New Zealand has made a plea for the interests of smaller states in any reform of the United Nations Security Council to make it more representative of the membership.
UN ambassador Jim McLay made his plea in his address this morning to the UN general assembly general debate, and he reaffirmed New Zealand's bid for a seat on the Security Council for 2015 - with the vote in 2014.
He said the Security Council needed to reflect changing geopolitical realities.
"If we reform the Security Council to provide a fuller, longer-term role for emerging powers, we must also ensure a role for small states. Speaking as a small state - we are the United Nations.''
Mr McLay said there would be real risks if there was not genuine Security Council reform.
"Emerging powers will be denied a role consistent with the global significance. And small states will continue to be squeezed out of positions of responsibility.''
Mr McLay did not offer any view on the application last week by Palestine for recognition as a member state of the United Nations which still remains that expressed by Foreign Minister Murray McCully in August.
In a speech on the so-called "Arab Spring'' he said that while not ruling out voting for such a resolution at the general assembly, taking the issue to the UN to seek an imposed resolution was less than ideal.
And it would not work any way because it would be vetoed at the Security Council.

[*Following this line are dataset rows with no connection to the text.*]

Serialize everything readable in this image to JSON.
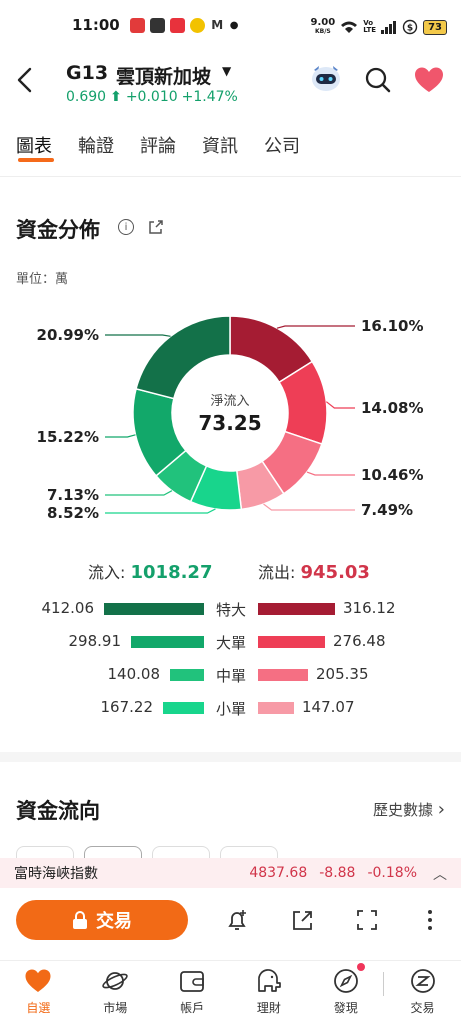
{
  "status_bar": {
    "time": "11:00",
    "speed": "9.00",
    "speed_unit": "KB/S",
    "battery": "73",
    "apps": [
      "news",
      "shopping",
      "hkm",
      "coin",
      "gmail"
    ]
  },
  "header": {
    "code": "G13",
    "name": "雲頂新加坡",
    "price": "0.690",
    "change": "+0.010",
    "change_pct": "+1.47%"
  },
  "tabs": [
    {
      "label": "圖表",
      "active": true
    },
    {
      "label": "輪證",
      "active": false
    },
    {
      "label": "評論",
      "active": false
    },
    {
      "label": "資訊",
      "active": false
    },
    {
      "label": "公司",
      "active": false
    }
  ],
  "fund_distribution": {
    "title": "資金分佈",
    "unit": "單位：萬",
    "center_label": "淨流入",
    "center_value": "73.25",
    "inflow_label": "流入:",
    "inflow_value": "1018.27",
    "outflow_label": "流出:",
    "outflow_value": "945.03"
  },
  "chart_data": {
    "type": "pie",
    "center_text": "淨流入 73.25",
    "series": [
      {
        "name": "特大",
        "side": "out",
        "pct": "16.10%",
        "value": 16.1,
        "color": "#a51c33"
      },
      {
        "name": "大單",
        "side": "out",
        "pct": "14.08%",
        "value": 14.08,
        "color": "#ee3e56"
      },
      {
        "name": "中單",
        "side": "out",
        "pct": "10.46%",
        "value": 10.46,
        "color": "#f56f83"
      },
      {
        "name": "小單",
        "side": "out",
        "pct": "7.49%",
        "value": 7.49,
        "color": "#f79aa6"
      },
      {
        "name": "小單",
        "side": "in",
        "pct": "8.52%",
        "value": 8.52,
        "color": "#18d58c"
      },
      {
        "name": "中單",
        "side": "in",
        "pct": "7.13%",
        "value": 7.13,
        "color": "#21c27c"
      },
      {
        "name": "大單",
        "side": "in",
        "pct": "15.22%",
        "value": 15.22,
        "color": "#12a86a"
      },
      {
        "name": "特大",
        "side": "in",
        "pct": "20.99%",
        "value": 20.99,
        "color": "#137149"
      }
    ]
  },
  "flow_rows": [
    {
      "label": "特大",
      "in": "412.06",
      "in_val": 412.06,
      "out": "316.12",
      "out_val": 316.12,
      "in_color": "#137149",
      "out_color": "#a51c33"
    },
    {
      "label": "大單",
      "in": "298.91",
      "in_val": 298.91,
      "out": "276.48",
      "out_val": 276.48,
      "in_color": "#12a86a",
      "out_color": "#ee3e56"
    },
    {
      "label": "中單",
      "in": "140.08",
      "in_val": 140.08,
      "out": "205.35",
      "out_val": 205.35,
      "in_color": "#21c27c",
      "out_color": "#f56f83"
    },
    {
      "label": "小單",
      "in": "167.22",
      "in_val": 167.22,
      "out": "147.07",
      "out_val": 147.07,
      "in_color": "#18d58c",
      "out_color": "#f79aa6"
    }
  ],
  "fund_flow": {
    "title": "資金流向",
    "history_link": "歷史數據",
    "history_caret": "›"
  },
  "ticker": {
    "name": "富時海峽指數",
    "value": "4837.68",
    "change": "-8.88",
    "change_pct": "-0.18%"
  },
  "action_bar": {
    "trade_label": "交易",
    "icons": [
      "bell-plus-icon",
      "share-icon",
      "fullscreen-icon",
      "more-icon"
    ]
  },
  "bottom_nav": [
    {
      "label": "自選",
      "icon": "heart-icon",
      "active": true
    },
    {
      "label": "市場",
      "icon": "planet-icon",
      "active": false
    },
    {
      "label": "帳戶",
      "icon": "wallet-icon",
      "active": false
    },
    {
      "label": "理財",
      "icon": "elephant-icon",
      "active": false
    },
    {
      "label": "發現",
      "icon": "compass-icon",
      "active": false,
      "badge": true
    },
    {
      "label": "交易",
      "icon": "trade-icon",
      "active": false
    }
  ],
  "colors": {
    "accent": "#f26a16",
    "up": "#14a06b",
    "down": "#d1354a"
  }
}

Mr McLay expressed the hope that the world would avoid a second and even more disastrous decline into a double-dip recession.
"We don't relish the prospect of being dragged into another recession that's not of our making.''
He cautioned against large countries "repeating the mistakes of the 1930s'' when protectionism deepened the Depression and led to war.
Mr McLay also called on the Security Council to play its part in addressing climate change.
He said that for Pacific neighbours climate change was "no abstract threat, confined tot thousands of pages of report and esoteric debate - it's a fundamental questions of existence.''
He said that when UN Secretary General Ban Ki-Moon visited the Pacific recently (Kiribati and Solomon Islands) he had experienced real "vulnerability'' when his hotel room in addition to towels and the telephone was equipped with a lifejacket.